Griffin’s résumé reads like a satire of late-capitalist reinvention. First she guarded the net for the USWNT; then she guarded capital for the 1%, joining blue-chip venture firm Maveron, where she helped birth billion-dollar unicorns like Allbirds—because nothing says “saving the planet” like selling $110 wool sneakers to people who already own 47 pairs. Somewhere between term sheets and carbon offsets, Griffin noticed that women’s soccer had all the commercial sex appeal of a damp Tuesday in Stoke. So she did what any self-respecting disruptor would do: she weaponized nostalgia, nostalgia being the only growth stock that never crashes.

Enter “Togethxr”, the media company Griffin co-founded with fellow Olympians Alex Morgan, Sue Bird, and Chloe Kim. The name looks like a cat walked across the keyboard, but the mission is ruthlessly pragmatic: colonize female attention spans before TikTok finishes eating them.
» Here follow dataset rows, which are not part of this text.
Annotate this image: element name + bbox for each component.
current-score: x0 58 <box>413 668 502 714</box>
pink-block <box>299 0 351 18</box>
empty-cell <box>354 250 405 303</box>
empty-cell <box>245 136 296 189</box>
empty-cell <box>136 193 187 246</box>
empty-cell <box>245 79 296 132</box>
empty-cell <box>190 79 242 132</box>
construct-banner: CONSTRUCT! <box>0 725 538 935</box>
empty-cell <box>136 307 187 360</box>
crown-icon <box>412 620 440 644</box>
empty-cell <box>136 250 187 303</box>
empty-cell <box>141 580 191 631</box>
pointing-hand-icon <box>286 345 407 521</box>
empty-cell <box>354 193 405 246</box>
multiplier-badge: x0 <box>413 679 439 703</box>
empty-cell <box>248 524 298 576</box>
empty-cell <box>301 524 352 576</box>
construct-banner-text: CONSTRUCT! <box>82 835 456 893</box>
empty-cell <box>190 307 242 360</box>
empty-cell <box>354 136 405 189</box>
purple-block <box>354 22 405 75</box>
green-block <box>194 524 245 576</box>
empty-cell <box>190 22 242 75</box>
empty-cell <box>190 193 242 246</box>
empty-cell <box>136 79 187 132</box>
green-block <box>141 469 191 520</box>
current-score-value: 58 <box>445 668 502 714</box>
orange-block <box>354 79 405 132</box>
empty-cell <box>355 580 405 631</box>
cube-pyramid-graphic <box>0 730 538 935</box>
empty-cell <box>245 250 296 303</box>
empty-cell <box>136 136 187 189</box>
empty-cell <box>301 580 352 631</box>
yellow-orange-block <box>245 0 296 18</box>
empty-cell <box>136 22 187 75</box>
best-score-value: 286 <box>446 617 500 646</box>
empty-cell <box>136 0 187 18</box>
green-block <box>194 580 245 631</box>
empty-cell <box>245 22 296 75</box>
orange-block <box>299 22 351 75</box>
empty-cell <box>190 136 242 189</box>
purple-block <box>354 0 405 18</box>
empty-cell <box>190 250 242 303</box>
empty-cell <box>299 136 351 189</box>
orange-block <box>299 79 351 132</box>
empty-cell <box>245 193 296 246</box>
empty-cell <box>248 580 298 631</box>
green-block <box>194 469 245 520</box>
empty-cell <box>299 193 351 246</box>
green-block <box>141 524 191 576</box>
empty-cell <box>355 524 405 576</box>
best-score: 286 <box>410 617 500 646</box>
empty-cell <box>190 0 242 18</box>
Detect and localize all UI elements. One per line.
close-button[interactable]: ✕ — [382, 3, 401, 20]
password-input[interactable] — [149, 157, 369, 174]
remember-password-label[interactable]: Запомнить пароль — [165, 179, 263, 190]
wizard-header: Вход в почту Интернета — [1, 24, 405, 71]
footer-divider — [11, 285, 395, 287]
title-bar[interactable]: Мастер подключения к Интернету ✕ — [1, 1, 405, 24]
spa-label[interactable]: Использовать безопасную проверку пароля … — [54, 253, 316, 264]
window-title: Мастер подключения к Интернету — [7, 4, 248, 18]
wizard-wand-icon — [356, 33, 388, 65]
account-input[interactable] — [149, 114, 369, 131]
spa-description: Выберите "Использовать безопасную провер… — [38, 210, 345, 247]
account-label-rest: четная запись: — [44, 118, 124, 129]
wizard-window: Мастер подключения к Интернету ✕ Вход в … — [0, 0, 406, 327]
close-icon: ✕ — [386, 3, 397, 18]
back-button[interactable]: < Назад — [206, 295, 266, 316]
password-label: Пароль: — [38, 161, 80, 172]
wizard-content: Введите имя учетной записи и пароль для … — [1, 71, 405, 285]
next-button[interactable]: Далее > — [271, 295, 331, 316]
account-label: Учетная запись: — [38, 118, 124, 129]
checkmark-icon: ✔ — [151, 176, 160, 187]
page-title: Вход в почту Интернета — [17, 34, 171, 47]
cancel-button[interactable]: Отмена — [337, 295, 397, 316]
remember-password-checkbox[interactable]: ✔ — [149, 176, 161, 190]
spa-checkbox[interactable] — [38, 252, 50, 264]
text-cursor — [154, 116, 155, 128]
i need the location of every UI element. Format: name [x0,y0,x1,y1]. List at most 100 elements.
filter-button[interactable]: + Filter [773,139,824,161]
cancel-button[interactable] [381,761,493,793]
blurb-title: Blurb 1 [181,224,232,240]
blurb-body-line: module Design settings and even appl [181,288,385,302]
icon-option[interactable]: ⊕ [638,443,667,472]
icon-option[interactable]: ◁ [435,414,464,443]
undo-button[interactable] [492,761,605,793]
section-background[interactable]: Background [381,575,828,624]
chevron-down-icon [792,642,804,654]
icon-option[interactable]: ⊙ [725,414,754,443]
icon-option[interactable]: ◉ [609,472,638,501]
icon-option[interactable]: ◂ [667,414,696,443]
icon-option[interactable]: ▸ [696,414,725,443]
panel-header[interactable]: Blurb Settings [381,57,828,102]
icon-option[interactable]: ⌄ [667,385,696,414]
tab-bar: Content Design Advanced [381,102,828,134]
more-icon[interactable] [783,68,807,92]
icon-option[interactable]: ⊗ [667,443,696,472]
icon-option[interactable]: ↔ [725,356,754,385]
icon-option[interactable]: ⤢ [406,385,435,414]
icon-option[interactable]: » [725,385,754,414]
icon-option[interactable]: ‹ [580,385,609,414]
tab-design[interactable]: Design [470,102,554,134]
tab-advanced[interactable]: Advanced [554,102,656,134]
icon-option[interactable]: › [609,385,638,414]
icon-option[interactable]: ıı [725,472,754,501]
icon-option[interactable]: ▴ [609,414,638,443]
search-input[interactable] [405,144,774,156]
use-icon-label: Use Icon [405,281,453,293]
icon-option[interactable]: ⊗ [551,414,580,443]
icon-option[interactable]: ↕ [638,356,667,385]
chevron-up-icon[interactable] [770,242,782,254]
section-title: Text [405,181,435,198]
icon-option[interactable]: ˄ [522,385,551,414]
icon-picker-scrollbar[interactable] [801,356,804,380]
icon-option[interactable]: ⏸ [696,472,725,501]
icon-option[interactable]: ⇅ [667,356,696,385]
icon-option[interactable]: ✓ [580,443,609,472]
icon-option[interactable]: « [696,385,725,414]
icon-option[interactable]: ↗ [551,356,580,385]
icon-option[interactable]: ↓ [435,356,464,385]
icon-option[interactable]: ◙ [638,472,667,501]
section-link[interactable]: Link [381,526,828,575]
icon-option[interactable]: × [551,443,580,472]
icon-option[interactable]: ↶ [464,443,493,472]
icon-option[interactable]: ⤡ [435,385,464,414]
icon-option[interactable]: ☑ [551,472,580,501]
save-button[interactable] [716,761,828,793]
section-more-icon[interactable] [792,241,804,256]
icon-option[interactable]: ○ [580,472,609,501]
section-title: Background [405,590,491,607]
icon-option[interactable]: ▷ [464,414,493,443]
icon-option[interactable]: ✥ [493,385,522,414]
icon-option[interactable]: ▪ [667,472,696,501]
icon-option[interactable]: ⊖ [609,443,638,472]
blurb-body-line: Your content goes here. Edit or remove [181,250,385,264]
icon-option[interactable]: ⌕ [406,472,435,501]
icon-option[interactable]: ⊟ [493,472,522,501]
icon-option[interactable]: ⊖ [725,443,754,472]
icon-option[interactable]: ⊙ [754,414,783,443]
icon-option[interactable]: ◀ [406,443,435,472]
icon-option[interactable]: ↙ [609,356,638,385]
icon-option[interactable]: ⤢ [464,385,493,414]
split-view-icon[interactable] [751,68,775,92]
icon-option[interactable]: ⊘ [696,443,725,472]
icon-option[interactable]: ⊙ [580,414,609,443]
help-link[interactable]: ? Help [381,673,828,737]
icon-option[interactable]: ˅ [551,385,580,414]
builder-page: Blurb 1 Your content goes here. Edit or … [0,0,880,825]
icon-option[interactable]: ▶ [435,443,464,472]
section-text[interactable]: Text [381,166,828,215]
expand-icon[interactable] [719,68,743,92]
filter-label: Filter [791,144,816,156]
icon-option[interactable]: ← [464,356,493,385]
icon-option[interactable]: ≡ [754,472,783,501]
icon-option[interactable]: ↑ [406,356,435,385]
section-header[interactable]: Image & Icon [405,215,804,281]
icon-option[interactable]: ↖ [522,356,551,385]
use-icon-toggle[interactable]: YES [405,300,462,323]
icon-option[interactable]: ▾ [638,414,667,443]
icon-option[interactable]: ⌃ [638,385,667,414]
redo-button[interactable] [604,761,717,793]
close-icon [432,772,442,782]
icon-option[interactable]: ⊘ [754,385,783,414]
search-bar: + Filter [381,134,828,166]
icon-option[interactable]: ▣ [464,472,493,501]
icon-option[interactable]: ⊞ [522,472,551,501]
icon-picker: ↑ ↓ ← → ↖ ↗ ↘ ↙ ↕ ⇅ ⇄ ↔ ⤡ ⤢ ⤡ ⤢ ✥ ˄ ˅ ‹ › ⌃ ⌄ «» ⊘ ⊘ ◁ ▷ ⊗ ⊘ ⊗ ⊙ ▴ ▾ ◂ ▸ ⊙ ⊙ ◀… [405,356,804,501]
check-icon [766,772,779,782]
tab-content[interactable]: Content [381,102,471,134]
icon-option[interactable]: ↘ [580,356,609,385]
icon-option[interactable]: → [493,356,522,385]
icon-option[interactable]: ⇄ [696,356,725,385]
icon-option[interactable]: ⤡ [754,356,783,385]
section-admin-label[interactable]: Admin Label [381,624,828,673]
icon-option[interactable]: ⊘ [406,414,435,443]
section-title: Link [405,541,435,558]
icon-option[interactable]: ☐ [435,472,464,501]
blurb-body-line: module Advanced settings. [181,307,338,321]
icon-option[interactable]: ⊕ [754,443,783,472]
In 18 months the venture has landed deals on every continent except Antarctica—though rumor has it penguins are demanding equal pay for ice choreography. Meanwhile Griffin has leveraged her VC Rolodex to funnel cash into NWSL franchises, European academies, and a Lagos girls’ league that now streams on YouTube in 4K, provided the local grid hasn’t been devoured by generator-hungry crypto miners.

The international significance? FIFA projects women’s soccer revenues to hit $1 billion by 2031; Griffin’s fingerprints are on roughly half the spreadsheets. She’s essentially exporting the US collegiate-scholarship-industrial complex to places where “Title IX” still sounds like a Bond villain. In Brazil that means partnering with Nubank to create micro-equity stakes in teenage phenoms—football’s answer to indentured IPOs. In Saudi Arabia it means “Vision 2030” billboards featuring hijab-clad freestylers kicking balls past holograms of previously invisible women. The irony, of course, is that the same petrodollars underwriting these glossy campaigns also subsidized the yacht where Gianni Infantino toasted the World Cup’s move to November, proving once again that sportswashing is just laundering with shin guards.

Griffin’s defenders insist she’s merely playing the long game—using FIFA’s bloated bureaucracy as a Trojan horse for actual gender equity. Critics counter that she’s midwifing a pink-washed form of neo-colonialism, complete with NFTs of Marta’s left foot. Both camps miss the darker punchline: in a world where Saudi Aramco and Nike now share board members, the line between liberation and leveraged buyout is thinner than VAR’s threshold for “clear and obvious.” Griffin just happens to be fluent in both languages.

And so the planet spins. While COP delegates argue over carbon credits, Griffin’s latest fund quietly closes at $125 million, enough to plant 50,000 pitches—or one really nice pitch in Silicon Valley with artisanal turf. Somewhere in rural India, a 12-year-old striker named Aarushi streams a Togethxr drill on a cracked Xiaomi, dreaming of Barcelona. She doesn’t know her future jersey will be stitched by the same supply chain that stitches the men’s, but she does know who’s paying for the Wi-Fi. That, in 2023, is what passes for progress: a former goalkeeper now guarding the global net, letting some shots through because the algorithm says engagement is king.

Final whistle: Amy Griffin isn’t saving women’s soccer; she’s securitizing it. And in a world where everything—from glaciers to goalposts—is being sliced into tradeable assets, that might still be the most honest rescue plan we’ve got.